Multiplication of English law books.

[62] Soule, Year Book Bibliography, in Harvard Law Review, vol. XIV., p. 564: ‘In 1553 the field of Year-Book publication was entered by Richard Tottell, who for thirty-eight years occupied it so fully as to admit no rival. There are about 225 known editions of separate Years or groups of Years which bear his imprint or can be surely attributed to his press.… He is pre-eminently the publisher of Year Books, and he so completely put them ‘in print’ and so cheapened their price that he evidently made them a popular and profitable literature.’

In 1550 an English lawyer’s library of printed books might apparently have comprised (besides some Statutes and Year Books) Littleton’s Tenures, The Old Tenures, Statham’s Abridgement, Fitzherbert’s Abridgement, Liber Intrationum, The Old Natura Brevium, perhaps a Registrum Brevium (if that book, printed in 1531, was published before 1553), Institutions or principal grounds etc. [1544], Carta feodi simplicis, [Phaer’s] New book of presidentes, Diversite de courts, Novae Narrationes, Articuli ad novas narrationes, Modus tenendi curiam baronis, Modus tenendi unum hundredum, Fitzherbert’s Justice of the Peace, Perkins’s Profitable Book, Britton, Doctor and Student.
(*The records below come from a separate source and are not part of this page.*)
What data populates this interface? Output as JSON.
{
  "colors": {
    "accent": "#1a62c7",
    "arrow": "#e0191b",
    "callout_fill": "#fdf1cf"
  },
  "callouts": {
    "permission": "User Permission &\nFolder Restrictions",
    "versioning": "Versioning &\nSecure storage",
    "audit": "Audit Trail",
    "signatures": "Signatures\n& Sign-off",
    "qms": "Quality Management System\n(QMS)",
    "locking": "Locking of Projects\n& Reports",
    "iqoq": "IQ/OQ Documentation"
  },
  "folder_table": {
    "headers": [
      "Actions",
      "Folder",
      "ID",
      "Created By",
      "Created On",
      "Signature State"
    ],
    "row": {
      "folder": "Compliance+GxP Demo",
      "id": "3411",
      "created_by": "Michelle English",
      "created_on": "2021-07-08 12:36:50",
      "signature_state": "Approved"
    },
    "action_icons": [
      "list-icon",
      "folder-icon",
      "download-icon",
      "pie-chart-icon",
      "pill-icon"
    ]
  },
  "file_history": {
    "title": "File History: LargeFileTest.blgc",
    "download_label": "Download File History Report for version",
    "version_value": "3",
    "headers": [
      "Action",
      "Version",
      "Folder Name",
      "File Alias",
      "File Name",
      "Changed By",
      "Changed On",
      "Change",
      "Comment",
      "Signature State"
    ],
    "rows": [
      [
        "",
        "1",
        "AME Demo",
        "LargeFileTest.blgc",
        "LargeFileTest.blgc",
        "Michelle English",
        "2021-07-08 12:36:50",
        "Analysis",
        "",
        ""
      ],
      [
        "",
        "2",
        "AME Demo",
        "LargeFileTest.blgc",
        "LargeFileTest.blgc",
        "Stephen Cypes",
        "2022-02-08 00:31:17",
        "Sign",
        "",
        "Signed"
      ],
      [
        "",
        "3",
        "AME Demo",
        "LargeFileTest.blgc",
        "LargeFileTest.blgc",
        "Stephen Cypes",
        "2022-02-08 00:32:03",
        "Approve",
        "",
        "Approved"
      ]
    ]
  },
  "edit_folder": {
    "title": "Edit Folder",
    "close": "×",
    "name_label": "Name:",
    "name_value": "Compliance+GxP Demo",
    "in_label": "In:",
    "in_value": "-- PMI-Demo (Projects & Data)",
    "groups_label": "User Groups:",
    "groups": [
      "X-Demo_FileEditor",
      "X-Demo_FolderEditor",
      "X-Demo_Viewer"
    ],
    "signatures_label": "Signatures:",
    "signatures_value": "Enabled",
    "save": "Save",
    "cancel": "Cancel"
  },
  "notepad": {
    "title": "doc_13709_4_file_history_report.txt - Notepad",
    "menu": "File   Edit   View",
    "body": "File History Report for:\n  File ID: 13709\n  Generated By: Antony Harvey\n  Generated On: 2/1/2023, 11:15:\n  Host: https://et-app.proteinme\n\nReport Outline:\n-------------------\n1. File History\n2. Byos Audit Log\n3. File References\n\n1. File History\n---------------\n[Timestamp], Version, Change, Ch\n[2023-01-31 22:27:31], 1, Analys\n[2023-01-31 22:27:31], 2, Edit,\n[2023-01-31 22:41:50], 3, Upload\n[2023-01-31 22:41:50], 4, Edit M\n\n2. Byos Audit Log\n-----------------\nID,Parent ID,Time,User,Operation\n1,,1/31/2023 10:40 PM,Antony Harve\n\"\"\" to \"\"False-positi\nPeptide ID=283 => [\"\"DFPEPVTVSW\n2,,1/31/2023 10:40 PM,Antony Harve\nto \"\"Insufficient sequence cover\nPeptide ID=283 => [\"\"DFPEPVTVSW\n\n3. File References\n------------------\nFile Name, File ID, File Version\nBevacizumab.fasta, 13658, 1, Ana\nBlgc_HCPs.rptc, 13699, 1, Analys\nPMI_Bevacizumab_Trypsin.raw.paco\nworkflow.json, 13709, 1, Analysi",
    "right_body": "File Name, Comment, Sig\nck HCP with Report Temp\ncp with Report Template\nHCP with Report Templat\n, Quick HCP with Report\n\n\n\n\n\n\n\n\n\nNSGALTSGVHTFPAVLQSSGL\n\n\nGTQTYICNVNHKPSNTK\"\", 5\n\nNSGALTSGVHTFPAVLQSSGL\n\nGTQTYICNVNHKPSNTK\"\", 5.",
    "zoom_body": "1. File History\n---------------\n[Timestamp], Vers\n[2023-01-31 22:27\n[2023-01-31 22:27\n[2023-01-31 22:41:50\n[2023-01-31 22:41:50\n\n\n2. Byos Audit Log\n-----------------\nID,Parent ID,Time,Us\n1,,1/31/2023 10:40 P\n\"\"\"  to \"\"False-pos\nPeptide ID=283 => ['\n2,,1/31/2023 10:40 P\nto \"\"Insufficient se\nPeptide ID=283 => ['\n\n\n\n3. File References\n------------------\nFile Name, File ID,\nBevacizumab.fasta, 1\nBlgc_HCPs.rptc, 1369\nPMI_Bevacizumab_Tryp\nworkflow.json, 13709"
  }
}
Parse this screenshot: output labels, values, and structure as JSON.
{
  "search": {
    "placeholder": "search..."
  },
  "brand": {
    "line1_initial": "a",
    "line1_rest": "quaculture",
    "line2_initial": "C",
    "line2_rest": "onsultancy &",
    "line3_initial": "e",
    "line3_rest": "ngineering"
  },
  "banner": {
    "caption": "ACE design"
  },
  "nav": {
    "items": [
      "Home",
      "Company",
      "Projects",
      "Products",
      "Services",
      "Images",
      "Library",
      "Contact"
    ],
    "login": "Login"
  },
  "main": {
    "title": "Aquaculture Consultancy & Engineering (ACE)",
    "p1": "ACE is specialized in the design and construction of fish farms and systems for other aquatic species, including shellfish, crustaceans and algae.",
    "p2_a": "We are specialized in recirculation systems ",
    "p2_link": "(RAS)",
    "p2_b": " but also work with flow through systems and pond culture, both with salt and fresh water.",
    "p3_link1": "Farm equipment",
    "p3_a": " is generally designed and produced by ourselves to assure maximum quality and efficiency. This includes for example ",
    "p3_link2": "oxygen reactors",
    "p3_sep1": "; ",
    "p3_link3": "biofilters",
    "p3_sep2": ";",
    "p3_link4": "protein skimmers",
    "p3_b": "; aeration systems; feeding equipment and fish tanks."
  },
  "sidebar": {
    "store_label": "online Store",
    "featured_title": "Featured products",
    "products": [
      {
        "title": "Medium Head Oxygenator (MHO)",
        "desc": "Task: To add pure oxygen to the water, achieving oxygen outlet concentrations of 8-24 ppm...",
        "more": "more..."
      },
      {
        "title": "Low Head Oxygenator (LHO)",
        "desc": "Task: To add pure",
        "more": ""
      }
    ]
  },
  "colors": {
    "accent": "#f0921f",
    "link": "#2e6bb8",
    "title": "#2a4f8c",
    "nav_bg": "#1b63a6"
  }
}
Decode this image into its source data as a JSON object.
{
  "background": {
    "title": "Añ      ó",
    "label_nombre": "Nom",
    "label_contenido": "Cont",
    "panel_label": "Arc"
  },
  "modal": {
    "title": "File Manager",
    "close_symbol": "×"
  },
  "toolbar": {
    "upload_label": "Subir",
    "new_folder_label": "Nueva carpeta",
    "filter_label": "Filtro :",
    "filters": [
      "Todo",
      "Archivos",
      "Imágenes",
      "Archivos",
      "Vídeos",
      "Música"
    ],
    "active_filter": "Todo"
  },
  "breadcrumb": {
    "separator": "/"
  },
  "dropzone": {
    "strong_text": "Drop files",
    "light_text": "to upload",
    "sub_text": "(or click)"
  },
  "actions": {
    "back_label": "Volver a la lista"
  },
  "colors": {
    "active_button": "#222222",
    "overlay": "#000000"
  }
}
A great part of what was put into print was of medieval origin and had been current in manuscript. In 1600 the following might have been added: Glanvill, Bracton, Fitzherbert’s Natura Brevium, Broke’s Abridgement, Broke’s New Cases, Rastell’s Entries, Staundford’s Prerogative and Pleas of the Crown, Crompton’s Justice of the Peace, Crompton’s Authority of Courts, West’s Symbolæography, Theloall’s Digest, Smith’s Commonwealth, Lambard’s Archaionomia and Eirenarcha, Fulbecke’s Direction or Preparative to the Study of the Law [1600], Plowden’s Commentaries, Dyer’s Reports and the first volume of Coke’s Reports [1600]. This represents a great advance. Already Fulbecke in his curious book (which was reprinted as still useful in 1829) attempts a review of English legal literature: a critical estimate of Dyer, Plowden, Staundford, Perkins and other writers. Lambard’s revelation of the Anglo-Saxon laws was not unimportant, for a basis was thus laid for national boasts; and, but for the publication of Glanvill, Bracton and Britton, the work that was done by Coke would have been impossible.

Were any books about Roman law printed in England before 1600, except a few of Gentili’s?